That. Just. Happened.
After decades of heartbreak. After buzzer beaters going against the Hawkeyes. After the shot never falling for Iowa. That. Just. Happened. No dreaming, no pinching yourself – Iowa is headed back to the Sweet Sixteen after Alvaro Folgueiras finally broke the curse of Dr. Tom with the absolute dagger with 4.5 seconds remaining against reigning champs Florida.
While the win was exhilerating enough, the way the Hawkeyes won was perhaps one of the most impressive things we’ve seen
this season. Despite a massive size advantage for the Gators, who are known for their ability to pound the ball inside, stop opponents from getting into the paint and dominating the glass, Sunday night saw Iowa consistently get to the paint, play physical, and make Florida uncomfortable.
The Hawks shot better than 50% from the field for the game and outscored the Gators 32-30 in the paint while matching them with 27 total rebounds.

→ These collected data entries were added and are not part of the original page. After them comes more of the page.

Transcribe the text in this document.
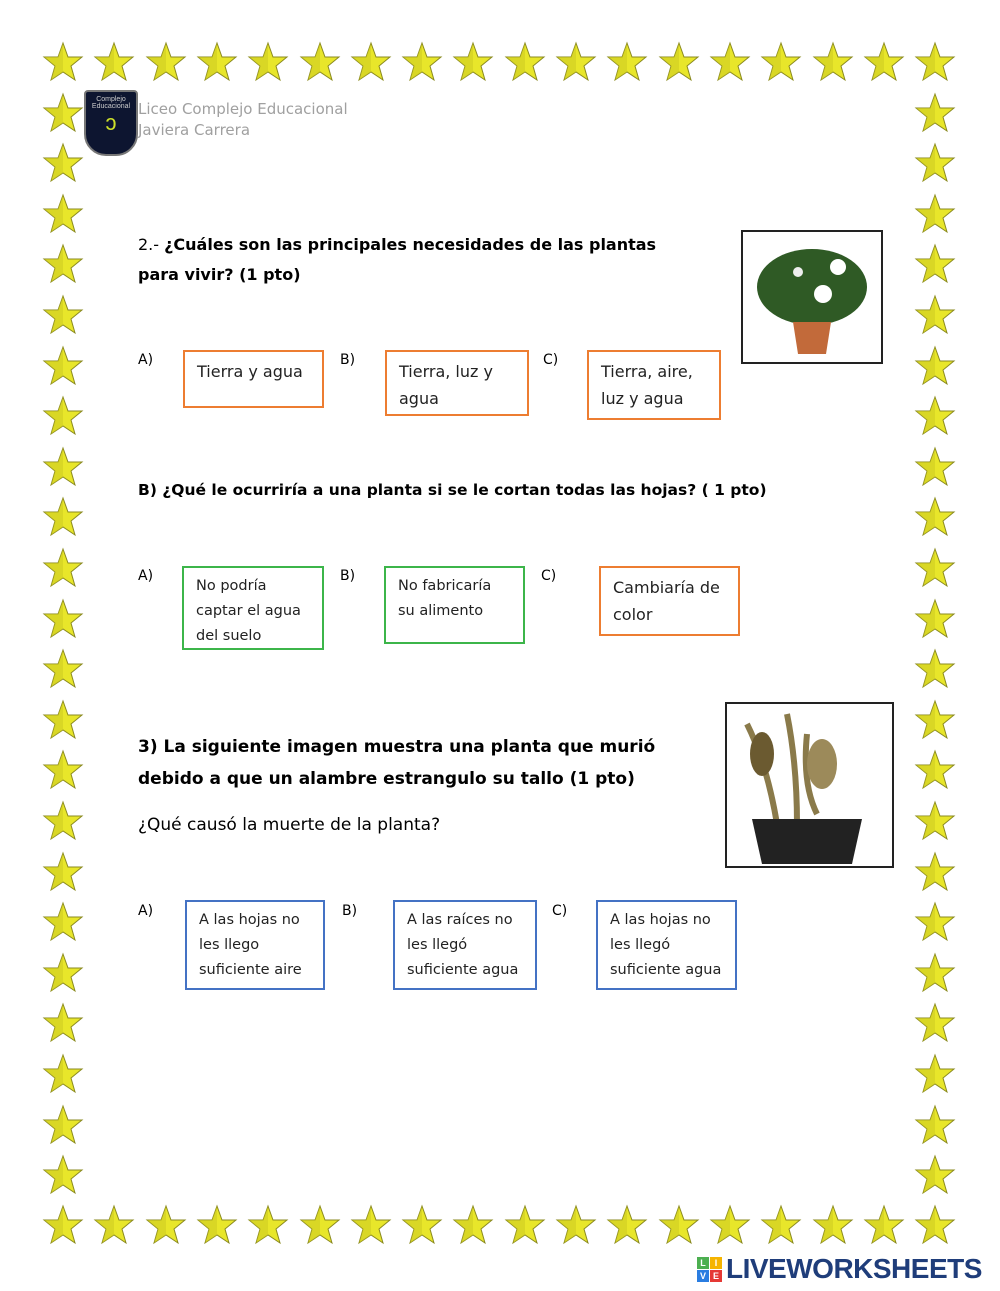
Complejo Educacional
ↄ
Liceo Complejo Educacional
Javiera Carrera
2.- ¿Cuáles son las principales necesidades de las plantas para vivir? (1 pto)
A)
Tierra y agua
B)
Tierra, luz y agua
C)
Tierra, aire, luz y agua
B) ¿Qué le ocurriría a una planta si se le cortan todas las hojas? ( 1 pto)
A)
No podría captar el agua del suelo
B)
No fabricaría su alimento
C)
Cambiaría de color
3) La siguiente imagen muestra una planta que murió debido a que un alambre estrangulo su tallo (1 pto)
¿Qué causó la muerte de la planta?
A)
A las hojas no les llego suficiente aire
B)
A las raíces no les llegó suficiente agua
C)
A las hojas no les llegó suficiente agua
L I
V E LIVEWORKSHEETS
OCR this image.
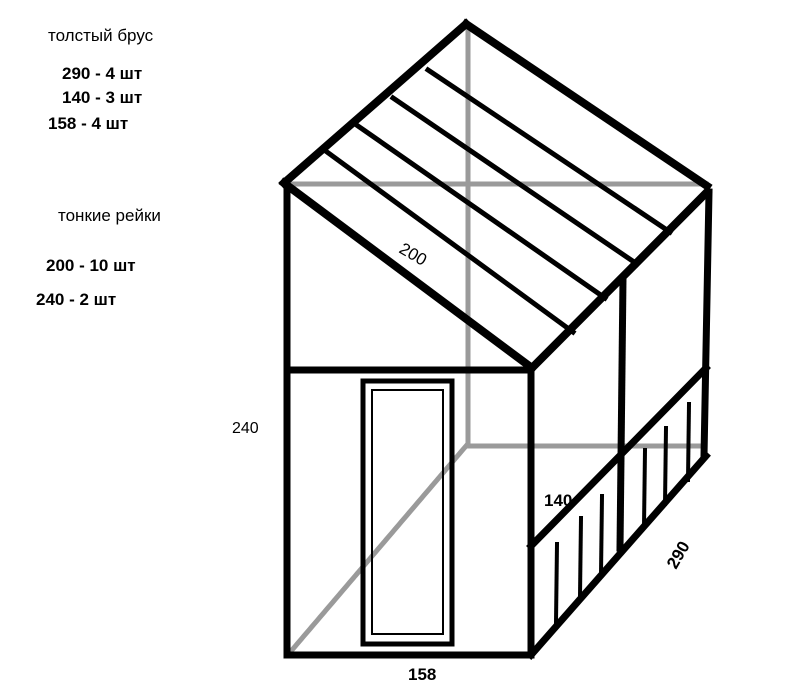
толстый брус
290 - 4 шт
140 - 3 шт
158 - 4 шт
тонкие рейки
200 - 10 шт
240 - 2 шт
240
200
140
290
158
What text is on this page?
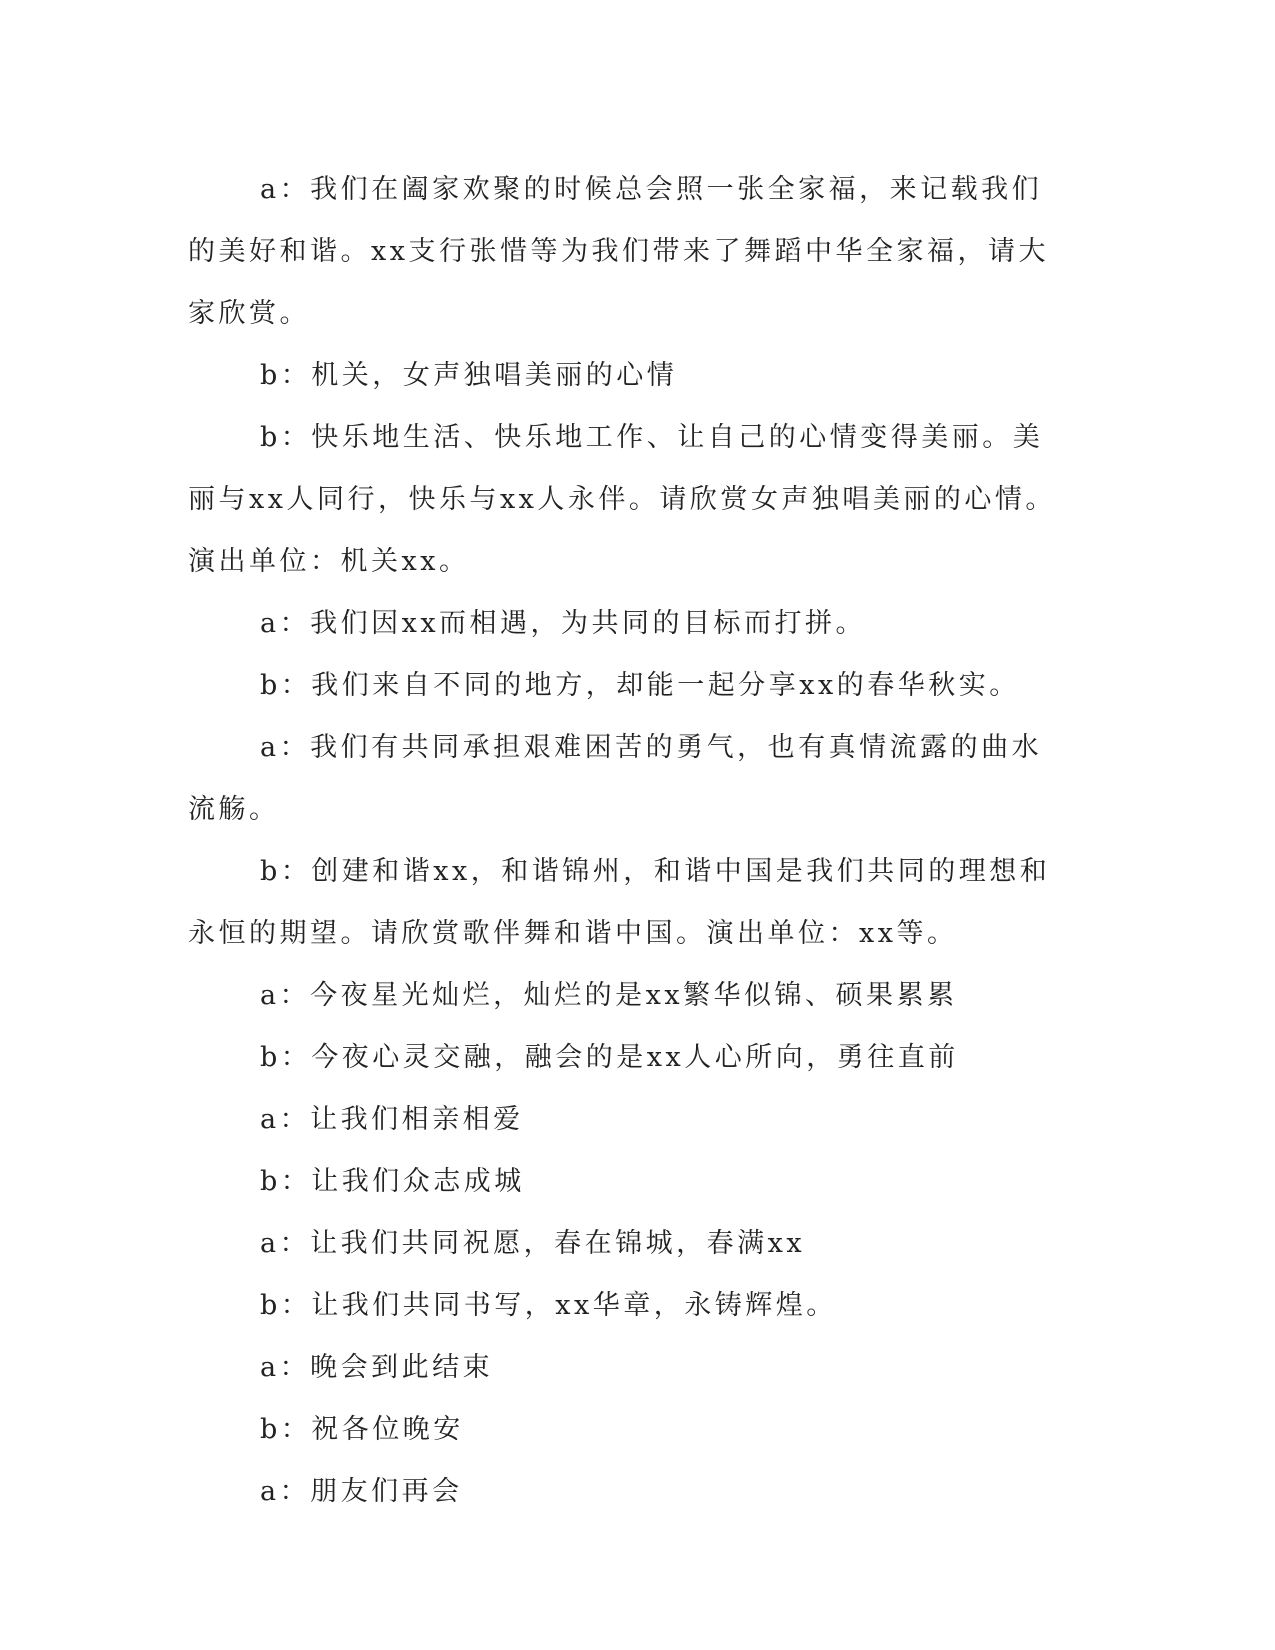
a：我们在阖家欢聚的时候总会照一张全家福，来记载我们的美好和谐。xx支行张惜等为我们带来了舞蹈中华全家福，请大家欣赏。

b：机关，女声独唱美丽的心情

b：快乐地生活、快乐地工作、让自己的心情变得美丽。美丽与xx人同行，快乐与xx人永伴。请欣赏女声独唱美丽的心情。演出单位：机关xx。

a：我们因xx而相遇，为共同的目标而打拼。

b：我们来自不同的地方，却能一起分享xx的春华秋实。

a：我们有共同承担艰难困苦的勇气，也有真情流露的曲水流觞。

b：创建和谐xx，和谐锦州，和谐中国是我们共同的理想和永恒的期望。请欣赏歌伴舞和谐中国。演出单位：xx等。

a：今夜星光灿烂，灿烂的是xx繁华似锦、硕果累累

b：今夜心灵交融，融会的是xx人心所向，勇往直前

a：让我们相亲相爱

b：让我们众志成城

a：让我们共同祝愿，春在锦城，春满xx

b：让我们共同书写，xx华章，永铸辉煌。

a：晚会到此结束

b：祝各位晚安

a：朋友们再会
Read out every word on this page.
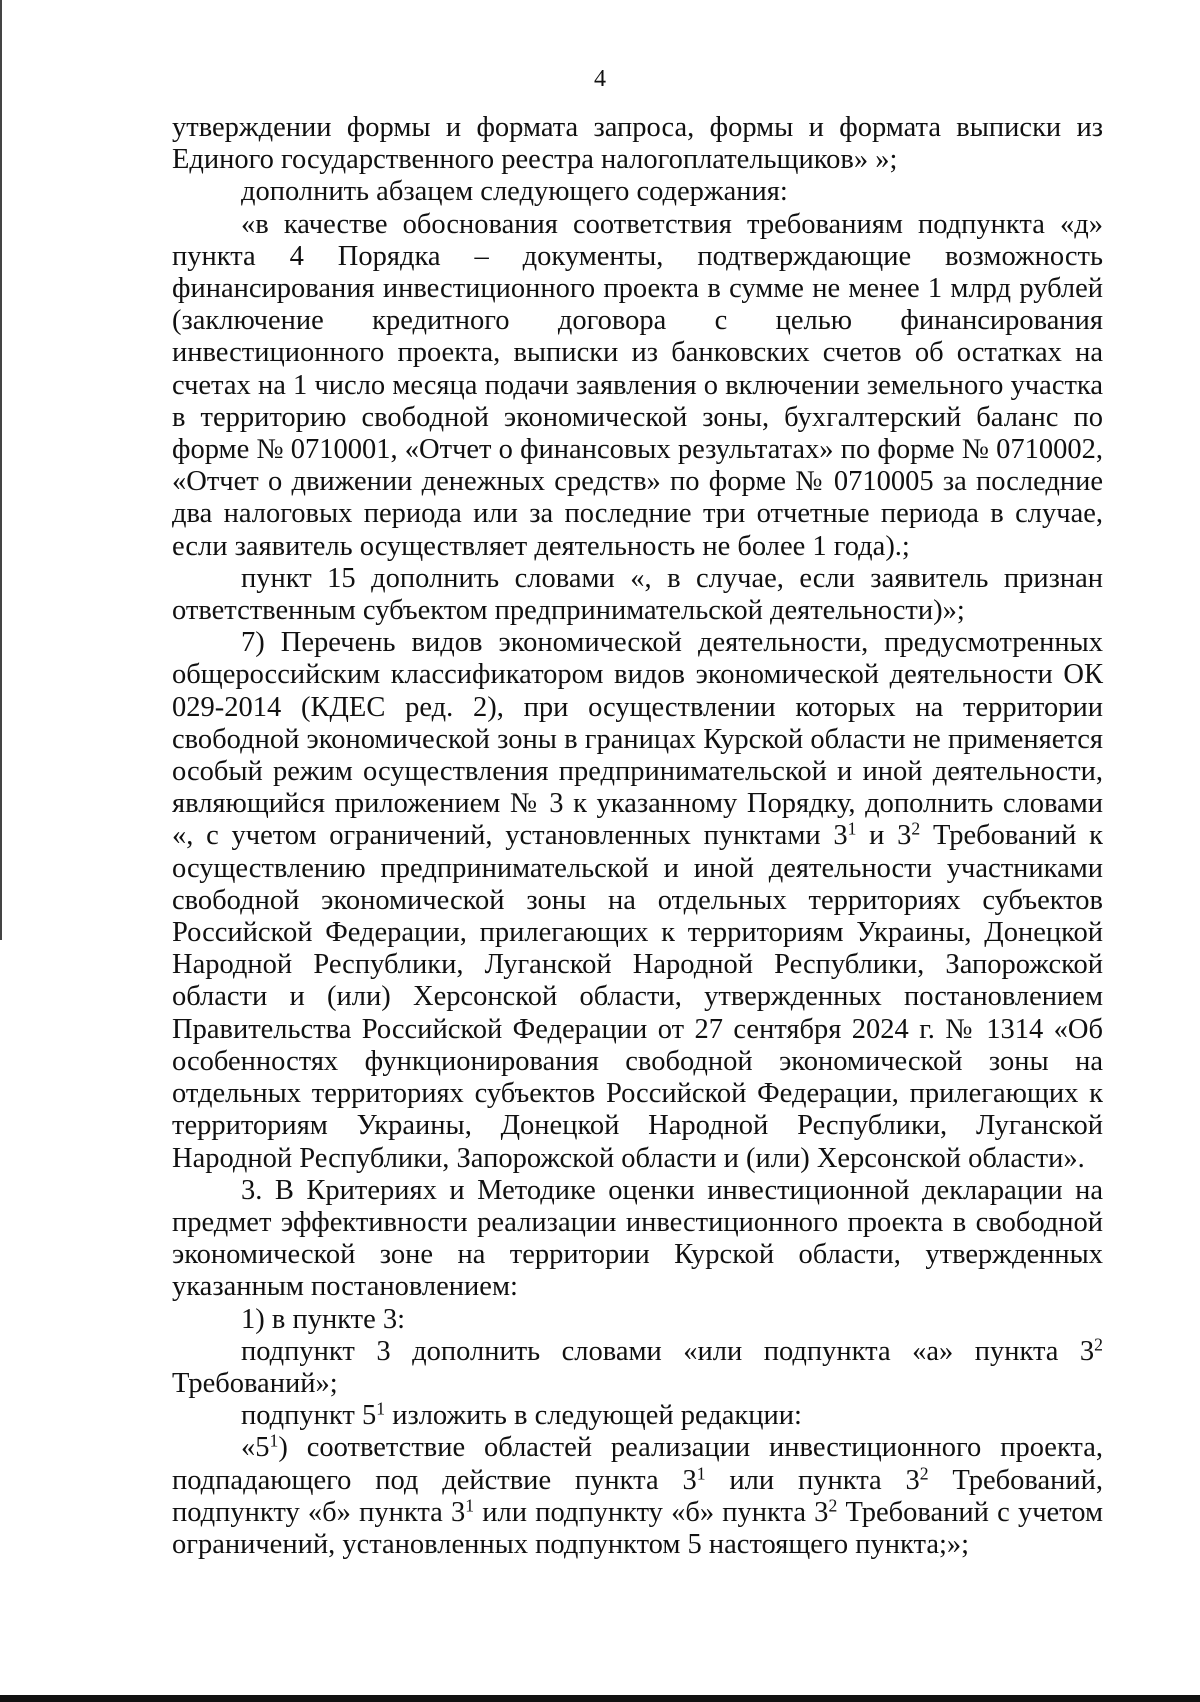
4

утверждении формы и формата запроса, формы и формата выписки из Единого государственного реестра налогоплательщиков» »;

дополнить абзацем следующего содержания:

«в качестве обоснования соответствия требованиям подпункта «д» пункта 4 Порядка – документы, подтверждающие возможность финансирования инвестиционного проекта в сумме не менее 1 млрд рублей (заключение кредитного договора с целью финансирования инвестиционного проекта, выписки из банковских счетов об остатках на счетах на 1 число месяца подачи заявления о включении земельного участка в территорию свободной экономической зоны, бухгалтерский баланс по форме № 0710001, «Отчет о финансовых результатах» по форме № 0710002, «Отчет о движении денежных средств» по форме № 0710005 за последние два налоговых периода или за последние три отчетные периода в случае, если заявитель осуществляет деятельность не более 1 года).;

пункт 15 дополнить словами «, в случае, если заявитель признан ответственным субъектом предпринимательской деятельности)»;

7) Перечень видов экономической деятельности, предусмотренных общероссийским классификатором видов экономической деятельности ОК 029-2014 (КДЕС ред. 2), при осуществлении которых на территории свободной экономической зоны в границах Курской области не применяется особый режим осуществления предпринимательской и иной деятельности, являющийся приложением № 3 к указанному Порядку, дополнить словами «, с учетом ограничений, установленных пунктами $3^1$ и $3^2$ Требований к осуществлению предпринимательской и иной деятельности участниками свободной экономической зоны на отдельных территориях субъектов Российской Федерации, прилегающих к территориям Украины, Донецкой Народной Республики, Луганской Народной Республики, Запорожской области и (или) Херсонской области, утвержденных постановлением Правительства Российской Федерации от 27 сентября 2024 г. № 1314 «Об особенностях функционирования свободной экономической зоны на отдельных территориях субъектов Российской Федерации, прилегающих к территориям Украины, Донецкой Народной Республики, Луганской Народной Республики, Запорожской области и (или) Херсонской области».

3. В Критериях и Методике оценки инвестиционной декларации на предмет эффективности реализации инвестиционного проекта в свободной экономической зоне на территории Курской области, утвержденных указанным постановлением:

1) в пункте 3:

подпункт 3 дополнить словами «или подпункта «а» пункта $3^2$ Требований»;

подпункт $5^1$ изложить в следующей редакции:

«$5^1$) соответствие областей реализации инвестиционного проекта, подпадающего под действие пункта $3^1$ или пункта $3^2$ Требований, подпункту «б» пункта $3^1$ или подпункту «б» пункта $3^2$ Требований с учетом ограничений, установленных подпунктом 5 настоящего пункта;»;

It was pure effort and gameplan and it worked to perfect. Iowa led for the majority of the game and took a series of punches from Florida down the stretch, but bounced back with Folgueiras landing the last, knockout blow.
Chills.
By The Numbers
How Sweet It Is
So here’s the reward for slaying the No. 1 seed: we get Nebraska. Again. For the third time this season. Against former Hawkeye Pryce Sandfort. You genuinely cannot script this stuff.
This isn’t just another game. This is genuinely historic for both programs, and in completely different ways.
For Iowa: We haven’t been to the Sweet 16 since 1999, when Tom Davis’ final team — featuring J.R. Koch (Cooper’s dad), Dean Oliver, and Jess Settles — rode a 5-seed to the regional semis before falling to eventual national champion UConn. That’s 27 years of watching other programs cut down nets in March while Iowa was either home early or home entirely. REDACTED couldn’t get here. Todd Lickliter definitely couldn’t get here. Fran McCaffery, for all those top-25 rankings, couldn’t crack through. Ben McCollum did it in year one. A win Thursday would send Iowa to the Elite Eight for the first time since 1987. Let that one breathe.
For Nebraska: The Huskers have never — and I mean never — been to the Sweet 16 before this year. In nine all-time NCAA Tournament appearances, Nebraska had never won a single tournament game until Thursday when they beat Troy. Then they topped it by edging Vanderbilt 74-72 on a Braden Frager layup with 2.2 seconds left. Fred Hoiberg has built this program from the ground up, and the 28 wins this season are a program record. They started 20-0 and were ranked as high as No. 5 in the country. This is the best Nebraska basketball team ever, full stop. And while, yes, Ben McCollum has more D1 NCAA Tournament wins in two years of coaching at his level than the Huskers have in program history, this is going to be a BATTLE.
The Regular Season Series
Game 1 (Feb. 17, Iowa City): Iowa 57, Nebraska 52. Bennett Stirtz went off for 25 points and Cooper Koch chipped in 10 as Iowa handed then-No. 9 Nebraska just its fourth loss of the season. It was McCollum’s first signature win at Iowa. Defense dominated — both teams shot under 45%, and Iowa forced Nebraska into an uncharacteristically sloppy game.
Game 2 (March 8, Lincoln): Nebraska 84, Iowa 75 (OT). This one hurt. Iowa had four players in double figures — Koch (18), Kael Combs (18), Banks (12), Stirtz (11) — but Nebraska’s bench came alive. Reserve Cale Jacobsen scored 13 of his 15 points after halftime and hit the dagger three in overtime. Iowa actually forced OT on a Combs three with two seconds left, but ran out of gas in the extra frame as Nebraska outscored us 14-5.
Ironically, if Iowa wins this one, perhaps they don’t land on the 9-line and end up in this position to knock off the Gators and come back for round three against the Huskers. But alas, it’s 1-1. Rubber match. Sweet 16. Rivalry game. Both teams playing for history.
The Bottom Line
Nebraska opened as a 2.5-point favorite, and honestly? That feels about right. They’re the higher seed, they have the better record, and they have a guy who used to wear the black and gold and has been on an absolute tear. But Iowa has something Nebraska doesn’t: the experience of already pulling off a massive upset this tournament. This team has been forged in fire over the last 72 hours.
We split the regular season. We know their tendencies. They know ours. This is going to come down to execution, composure, and who makes the big plays in the final five minutes. I like our chances.
Here are the details for Thursday’s matchup in Houston.
Matchup: #9 Iowa Hawkeyes (23-12, 10-10) vs #4 Nebraska Cornhuskers (28-6, 15-5)
Date: Thursday, March 26
Tip Time: 6:30PM CT
TV: TBS/truTV
Location: Toyota Center, Houston, TX
FanDuel Opening Spread: Nebraska -2.5, O/U 134.5 (Nebraska -140/Iowa +116)
Let’s keep dancing until the clock strikes midnight!